Mais avec une chute du chômage de 17,5 à 9,8 % en douze ans, le classement du centre-ville à l'Unesco en 2005, la réhabilitation des quartiers, la création d'un Musée Malraux à la pointe de l'impressionnisme, l'inauguration en 2006 de Port 2000 qui impose l'estuaire de la Seine comme un pôle majeur du trafic conteneurisé en Europe : l'énarque protestant a fait les choses en règle. Et il sait ses adversaires divisés. Une première depuis 1965, date à laquelle les communistes ont pris le flambeau des mains des socialistes.
«Union et rassemblement»
«La clef pour battre Antoine Rufenacht, c'est l'union et le rassemblement», martèle pourtant le député Daniel Paul, qui conduit la liste communiste, brandissant un sondage TNS-Sofres paru lundi dans Le Havre Libre, Le Havre Presse et Paris-Normandie, le mettant à égalité avec Antoine Rufenacht. Au premier tour, le maire sortant obtiendrait 47 % devant Daniel Paul (22 %), et le PS Laurent Logiou (19 %). L'extrême droite (le MNR Philippe Fouché Saillenfest) et l'extrême gauche (François Leroux, LCR) n'obtiendraient que 6 % et 3 % des voix.

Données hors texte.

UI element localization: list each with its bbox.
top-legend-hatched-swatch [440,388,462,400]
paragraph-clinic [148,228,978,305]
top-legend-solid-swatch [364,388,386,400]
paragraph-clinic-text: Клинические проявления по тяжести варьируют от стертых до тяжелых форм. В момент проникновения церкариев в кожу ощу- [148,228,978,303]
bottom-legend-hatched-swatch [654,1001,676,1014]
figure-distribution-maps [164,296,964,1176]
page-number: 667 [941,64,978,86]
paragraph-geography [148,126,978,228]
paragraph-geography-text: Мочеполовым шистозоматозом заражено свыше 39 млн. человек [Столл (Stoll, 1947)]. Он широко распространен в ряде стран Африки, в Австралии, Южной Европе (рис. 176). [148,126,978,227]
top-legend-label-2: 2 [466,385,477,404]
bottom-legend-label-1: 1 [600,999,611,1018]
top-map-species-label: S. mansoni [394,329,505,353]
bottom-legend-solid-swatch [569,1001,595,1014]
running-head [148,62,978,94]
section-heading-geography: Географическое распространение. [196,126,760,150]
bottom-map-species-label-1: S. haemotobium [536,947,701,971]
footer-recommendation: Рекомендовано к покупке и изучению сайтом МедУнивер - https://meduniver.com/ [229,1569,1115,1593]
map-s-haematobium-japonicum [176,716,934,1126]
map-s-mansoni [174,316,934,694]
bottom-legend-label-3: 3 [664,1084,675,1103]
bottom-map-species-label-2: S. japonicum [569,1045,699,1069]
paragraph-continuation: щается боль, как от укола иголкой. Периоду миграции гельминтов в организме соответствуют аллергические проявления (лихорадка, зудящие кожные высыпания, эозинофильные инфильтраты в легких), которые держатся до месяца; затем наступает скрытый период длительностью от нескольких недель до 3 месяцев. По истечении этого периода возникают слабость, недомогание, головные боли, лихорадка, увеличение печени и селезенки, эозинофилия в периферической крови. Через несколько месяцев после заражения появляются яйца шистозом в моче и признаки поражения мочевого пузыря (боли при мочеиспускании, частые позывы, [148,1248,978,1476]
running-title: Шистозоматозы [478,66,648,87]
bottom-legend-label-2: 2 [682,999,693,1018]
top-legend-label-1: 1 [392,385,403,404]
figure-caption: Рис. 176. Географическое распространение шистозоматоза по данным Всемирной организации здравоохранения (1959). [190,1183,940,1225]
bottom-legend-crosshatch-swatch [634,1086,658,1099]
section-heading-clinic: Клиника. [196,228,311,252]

Pour appuyer sa démarche, Daniel Paul rappelle qu'ils ont été deux députés communistes victorieux aux législatives au Havre. Président de son comité de soutien, André Duroméa, maire PC de la ville de 1971 à 1994, n'hésite pas à venir prendre ses repas à la brasserie Paillette, haut lieu de la vie sociale et culinaire locale. Le vieux lion de 92 ans est revenu rugir sur ses terres.
La gauche aux aguets
De leur côté, les socialistes, Laurent Logiou en tête avec les Verts et le PRG refusent d'être jugés responsables de la division. Le président du groupe socialiste au conseil régional avance son argument «imparable» : un nombre de voix socialistes «largement supplémentaire» aux législatives. Mais d'aucuns le disent «parachuté» de Rouen où il travaille. Pour sa part, Éric Donfu, le petit candidat à la forte notoriété, de centre gauche, ancien maire adjoint socialiste, promet qu'il pourrait bien jouer à l'arbitre dans ce match qui s'annonce serré. «Vous verrez, dit celui qui porte ostensiblement l'écharpe orange à l'attention des sympathisants du MoDem, qui hésitent à soutenir Antoine Rufenacht, nous seront bien au-delà des 3 % dont nous sommes crédités.»
Au Havre, la gauche est aux aguets. «On est dans une époque de fin de règne», croit savoir Laurent Logiou, qui rêve d'un «nouveau souffle» et d'un «axe socialiste» entre Paris, Rouen et Le Havre. Le 1er février, il était d'ailleurs au meeting de Valérie Fourneyron, candidate PS de Rouen, en présence de Bertrand Delanoë, son homologue parisien. Communistes et socialistes dénoncent des taux de chômage à 30 % dans certains quartiers, une baisse de la population de 10 000 habitants en dix ans, un vieillissement des habitants plus important que la moyenne nationale et, surtout, un accès au soin fragilisé. L'hôpital public, dont le conseil d'administration est présidé par le maire, accuse un déficit de 23 millions d'euros et s'apprête à supprimer 475 postes.
En vieux routier de la politique, Antoine Rufenacht, qui présente une liste rajeunie et renouvelée, ne s'en laisse pas compter. Et tient à préciser, à l'attention de tous, que sa succession «n'est pas ouverte». Devant lui s'allonge la rue de Paris. Après, c'est la mer. Et c'est là, devant elle, rappelle le candidat à sa propre succession, que Claude Monet a peint Impression, soleil levant.